A Christian Has Already Been “Made Alive” But Has Not Yet Been Resurrected
A Christian Has Already Won the Race But Has Not Yet Crossed the Finished Line
"What the heart most wants the mind finds reasonable, the affections find desirable, and the will finds doable." - Tim Keller
The Christian Who Thinks “I've Already Matured” Has Not Yet Matured
“I am not what I ought to be, I am not what I want to be, I am not what I hope to be in another world; but still I am not what I once used to be, and by the grace of God I am what I am” - John Newton
respond: discussion and action points
For conversation and prayer:
1. Because of Jesus, we’ve been given freedom, righteousness, belonging, adoption, and new life. We have them now. But, we do not have them in their fullness. We already have them, but do not yet have them. It’s an interesting dilemma in the Christian’s life, but Paul looks at it squarely here. In verse 12, after mentioning the resurrection power we have and will receive, he says that he has not yet arrived there. Paul, of all people, said he hasn’t arrived. He is not yet perfect.
- What are some of the dilemmas and difficulties if we believe “we’ve arrived” in the Christian life?
- Why is it so important to keep both hands of “already” and “not yet” as part of our understanding of the Christian life?
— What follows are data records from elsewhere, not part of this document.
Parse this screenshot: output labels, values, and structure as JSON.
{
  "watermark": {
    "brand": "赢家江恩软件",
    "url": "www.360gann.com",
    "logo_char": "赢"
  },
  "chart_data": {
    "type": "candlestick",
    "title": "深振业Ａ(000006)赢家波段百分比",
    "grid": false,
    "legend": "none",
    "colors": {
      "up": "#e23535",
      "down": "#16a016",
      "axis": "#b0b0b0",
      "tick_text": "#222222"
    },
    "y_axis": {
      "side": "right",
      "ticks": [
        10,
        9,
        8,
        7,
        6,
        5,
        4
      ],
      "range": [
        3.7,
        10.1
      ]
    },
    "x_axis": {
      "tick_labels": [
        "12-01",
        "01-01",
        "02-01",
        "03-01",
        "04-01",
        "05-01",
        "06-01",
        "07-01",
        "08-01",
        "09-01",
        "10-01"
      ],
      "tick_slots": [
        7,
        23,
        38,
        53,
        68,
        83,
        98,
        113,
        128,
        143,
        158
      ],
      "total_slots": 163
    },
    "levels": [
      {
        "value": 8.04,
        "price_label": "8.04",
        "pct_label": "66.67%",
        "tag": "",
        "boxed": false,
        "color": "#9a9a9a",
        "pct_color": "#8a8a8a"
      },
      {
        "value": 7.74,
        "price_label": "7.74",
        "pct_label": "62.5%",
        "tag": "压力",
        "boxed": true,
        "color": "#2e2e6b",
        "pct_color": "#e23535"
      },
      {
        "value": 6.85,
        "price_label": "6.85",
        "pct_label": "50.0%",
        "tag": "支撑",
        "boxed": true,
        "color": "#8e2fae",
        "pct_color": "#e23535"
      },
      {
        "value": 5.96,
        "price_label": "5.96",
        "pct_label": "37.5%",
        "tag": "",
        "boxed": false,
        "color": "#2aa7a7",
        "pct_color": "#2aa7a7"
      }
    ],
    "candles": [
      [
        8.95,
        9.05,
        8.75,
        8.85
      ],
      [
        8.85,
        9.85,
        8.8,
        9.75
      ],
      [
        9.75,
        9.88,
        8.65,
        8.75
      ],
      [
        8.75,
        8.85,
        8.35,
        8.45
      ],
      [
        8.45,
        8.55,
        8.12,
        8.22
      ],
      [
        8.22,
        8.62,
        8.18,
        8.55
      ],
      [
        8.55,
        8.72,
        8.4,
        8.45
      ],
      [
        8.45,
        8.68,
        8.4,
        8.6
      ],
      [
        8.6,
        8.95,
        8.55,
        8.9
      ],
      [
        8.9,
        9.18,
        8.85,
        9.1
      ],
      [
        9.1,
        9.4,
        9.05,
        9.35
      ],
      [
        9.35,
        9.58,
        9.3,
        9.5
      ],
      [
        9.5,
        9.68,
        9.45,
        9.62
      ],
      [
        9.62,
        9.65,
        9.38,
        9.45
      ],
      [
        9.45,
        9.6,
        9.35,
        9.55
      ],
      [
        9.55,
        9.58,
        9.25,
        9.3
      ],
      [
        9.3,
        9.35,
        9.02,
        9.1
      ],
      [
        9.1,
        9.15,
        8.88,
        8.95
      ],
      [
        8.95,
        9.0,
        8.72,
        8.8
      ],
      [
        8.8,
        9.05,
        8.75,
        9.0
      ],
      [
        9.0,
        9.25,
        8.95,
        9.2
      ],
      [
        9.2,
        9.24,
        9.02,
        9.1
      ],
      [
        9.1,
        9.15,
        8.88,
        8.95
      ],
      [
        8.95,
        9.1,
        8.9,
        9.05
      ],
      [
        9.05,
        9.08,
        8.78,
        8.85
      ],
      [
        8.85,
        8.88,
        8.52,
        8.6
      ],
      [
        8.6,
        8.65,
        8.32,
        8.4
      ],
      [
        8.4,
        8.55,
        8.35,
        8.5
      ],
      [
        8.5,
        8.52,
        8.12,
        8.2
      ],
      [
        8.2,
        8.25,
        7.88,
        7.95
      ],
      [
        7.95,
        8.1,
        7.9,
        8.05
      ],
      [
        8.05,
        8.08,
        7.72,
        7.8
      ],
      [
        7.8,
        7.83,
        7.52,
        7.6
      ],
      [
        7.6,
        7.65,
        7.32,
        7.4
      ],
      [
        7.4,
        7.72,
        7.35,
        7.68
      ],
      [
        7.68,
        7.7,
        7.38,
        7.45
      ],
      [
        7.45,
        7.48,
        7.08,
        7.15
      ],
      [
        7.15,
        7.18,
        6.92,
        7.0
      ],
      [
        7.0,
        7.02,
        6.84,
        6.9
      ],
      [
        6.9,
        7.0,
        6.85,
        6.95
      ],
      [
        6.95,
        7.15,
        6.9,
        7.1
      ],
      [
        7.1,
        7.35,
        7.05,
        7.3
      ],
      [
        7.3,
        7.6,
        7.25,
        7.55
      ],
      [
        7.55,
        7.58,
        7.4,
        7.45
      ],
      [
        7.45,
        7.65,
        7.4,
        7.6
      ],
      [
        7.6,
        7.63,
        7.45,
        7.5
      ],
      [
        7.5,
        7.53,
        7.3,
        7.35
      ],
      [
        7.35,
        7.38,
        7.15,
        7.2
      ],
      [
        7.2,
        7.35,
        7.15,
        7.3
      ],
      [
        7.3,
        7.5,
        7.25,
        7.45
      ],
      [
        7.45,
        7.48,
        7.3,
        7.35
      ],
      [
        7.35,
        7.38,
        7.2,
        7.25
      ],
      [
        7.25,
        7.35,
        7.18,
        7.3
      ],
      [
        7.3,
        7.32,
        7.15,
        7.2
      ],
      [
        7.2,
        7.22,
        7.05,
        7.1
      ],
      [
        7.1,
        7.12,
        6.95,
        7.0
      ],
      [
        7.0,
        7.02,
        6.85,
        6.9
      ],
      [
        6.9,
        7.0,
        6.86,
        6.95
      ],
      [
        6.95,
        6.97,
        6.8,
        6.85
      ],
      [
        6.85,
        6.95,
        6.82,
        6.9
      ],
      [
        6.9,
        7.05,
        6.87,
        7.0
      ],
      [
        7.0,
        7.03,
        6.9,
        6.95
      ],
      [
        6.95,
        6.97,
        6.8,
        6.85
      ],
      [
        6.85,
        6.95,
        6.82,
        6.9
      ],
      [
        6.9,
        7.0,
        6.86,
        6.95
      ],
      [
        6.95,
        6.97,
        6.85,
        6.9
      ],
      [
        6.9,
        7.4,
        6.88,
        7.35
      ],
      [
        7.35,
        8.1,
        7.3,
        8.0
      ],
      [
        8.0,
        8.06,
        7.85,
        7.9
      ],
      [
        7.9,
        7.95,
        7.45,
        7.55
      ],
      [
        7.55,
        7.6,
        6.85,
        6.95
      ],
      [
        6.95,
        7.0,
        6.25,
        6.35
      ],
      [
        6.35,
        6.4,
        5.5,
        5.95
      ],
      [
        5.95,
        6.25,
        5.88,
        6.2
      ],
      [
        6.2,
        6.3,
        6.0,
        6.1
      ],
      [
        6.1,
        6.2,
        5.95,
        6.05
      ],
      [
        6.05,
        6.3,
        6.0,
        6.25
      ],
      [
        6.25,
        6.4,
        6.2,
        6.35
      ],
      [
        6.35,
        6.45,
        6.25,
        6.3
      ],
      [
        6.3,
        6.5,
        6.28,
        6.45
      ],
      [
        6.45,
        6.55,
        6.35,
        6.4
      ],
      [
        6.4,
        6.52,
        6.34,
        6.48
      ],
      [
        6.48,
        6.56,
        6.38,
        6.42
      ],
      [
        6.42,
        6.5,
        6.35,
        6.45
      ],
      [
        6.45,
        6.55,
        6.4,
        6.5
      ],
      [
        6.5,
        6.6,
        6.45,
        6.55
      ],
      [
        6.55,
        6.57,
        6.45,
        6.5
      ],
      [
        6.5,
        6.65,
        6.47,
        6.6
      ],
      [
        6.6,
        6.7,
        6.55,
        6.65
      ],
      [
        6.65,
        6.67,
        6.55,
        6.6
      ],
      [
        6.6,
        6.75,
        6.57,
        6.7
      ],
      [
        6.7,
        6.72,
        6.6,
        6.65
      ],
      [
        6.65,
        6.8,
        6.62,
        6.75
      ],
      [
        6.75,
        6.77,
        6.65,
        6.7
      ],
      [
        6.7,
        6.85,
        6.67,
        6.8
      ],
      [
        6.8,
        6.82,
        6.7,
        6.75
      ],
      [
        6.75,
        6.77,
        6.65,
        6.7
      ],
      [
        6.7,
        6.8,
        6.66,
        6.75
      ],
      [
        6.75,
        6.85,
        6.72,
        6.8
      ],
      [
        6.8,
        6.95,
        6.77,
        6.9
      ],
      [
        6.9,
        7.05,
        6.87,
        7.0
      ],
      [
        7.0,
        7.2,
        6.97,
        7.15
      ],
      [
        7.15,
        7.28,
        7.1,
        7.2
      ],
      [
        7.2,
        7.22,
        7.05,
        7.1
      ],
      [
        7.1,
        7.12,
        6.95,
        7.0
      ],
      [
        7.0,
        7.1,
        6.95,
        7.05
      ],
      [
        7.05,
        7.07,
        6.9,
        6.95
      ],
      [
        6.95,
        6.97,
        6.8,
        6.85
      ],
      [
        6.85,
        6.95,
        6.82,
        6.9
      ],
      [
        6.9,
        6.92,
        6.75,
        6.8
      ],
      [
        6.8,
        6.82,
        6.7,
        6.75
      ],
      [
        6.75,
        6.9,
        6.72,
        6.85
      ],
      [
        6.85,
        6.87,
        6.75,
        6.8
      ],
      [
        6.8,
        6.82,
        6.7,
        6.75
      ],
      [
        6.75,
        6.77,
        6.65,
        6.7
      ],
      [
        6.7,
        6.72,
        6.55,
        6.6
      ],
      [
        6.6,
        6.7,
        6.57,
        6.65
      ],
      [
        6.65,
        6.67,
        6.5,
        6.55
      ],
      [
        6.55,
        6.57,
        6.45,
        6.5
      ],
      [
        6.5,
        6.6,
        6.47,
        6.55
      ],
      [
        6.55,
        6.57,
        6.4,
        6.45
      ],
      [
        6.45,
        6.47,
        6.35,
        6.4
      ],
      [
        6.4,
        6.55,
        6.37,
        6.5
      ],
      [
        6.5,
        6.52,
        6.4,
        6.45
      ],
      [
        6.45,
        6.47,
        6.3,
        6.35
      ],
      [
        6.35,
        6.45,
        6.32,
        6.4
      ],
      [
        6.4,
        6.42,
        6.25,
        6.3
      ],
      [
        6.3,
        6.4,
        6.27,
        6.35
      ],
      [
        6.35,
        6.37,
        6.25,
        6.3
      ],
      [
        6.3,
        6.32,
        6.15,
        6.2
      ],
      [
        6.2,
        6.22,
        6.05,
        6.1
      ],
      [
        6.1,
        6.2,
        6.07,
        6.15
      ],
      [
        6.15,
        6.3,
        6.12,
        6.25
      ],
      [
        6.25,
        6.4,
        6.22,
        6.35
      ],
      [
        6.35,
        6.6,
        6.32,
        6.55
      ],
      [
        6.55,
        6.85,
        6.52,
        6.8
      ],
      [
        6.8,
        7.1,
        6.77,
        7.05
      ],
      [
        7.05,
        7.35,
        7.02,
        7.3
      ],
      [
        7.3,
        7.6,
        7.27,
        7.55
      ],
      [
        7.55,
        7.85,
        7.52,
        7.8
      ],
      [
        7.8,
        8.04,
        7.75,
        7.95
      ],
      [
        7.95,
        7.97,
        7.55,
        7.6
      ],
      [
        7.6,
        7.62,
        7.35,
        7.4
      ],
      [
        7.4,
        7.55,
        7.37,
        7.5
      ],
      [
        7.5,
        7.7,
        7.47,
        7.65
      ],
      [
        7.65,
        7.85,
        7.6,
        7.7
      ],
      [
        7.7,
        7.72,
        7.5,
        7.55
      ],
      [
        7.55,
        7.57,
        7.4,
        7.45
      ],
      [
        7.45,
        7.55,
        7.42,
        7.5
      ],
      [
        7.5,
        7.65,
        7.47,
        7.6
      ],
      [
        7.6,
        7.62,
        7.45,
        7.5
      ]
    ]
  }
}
2. While he isn’t perfect, it was no excuse for Paul to back off of pursuing Christ. Matter of it, he said that he “press[es] on to make it his own…”(v12). That word “press” has to do with total exertion. Not only does Paul know he hasn’t arrived, he is working his tail off. But his work, his effort, his striving doesn’t go to his head for one reason: Christ has already made him his own. In other words, Paul is working hard at the Christian life not to belong to Jesus, but because He belongs to Jesus (v12b).
- What is the difference between doing things to belong to Jesus vs. doing things because you belong to Jesus?
- What does it mean to belong to Jesus?
3. In response to this, Paul says that he lives his life “forgetting what lies behind...”
- Think about Paul’s life. What lies behind? Think about your life. What lies behind?
He says he is “straining forward to what lies ahead…the upward call of God in Christ.”
- What does it mean to strain forward toward Christ?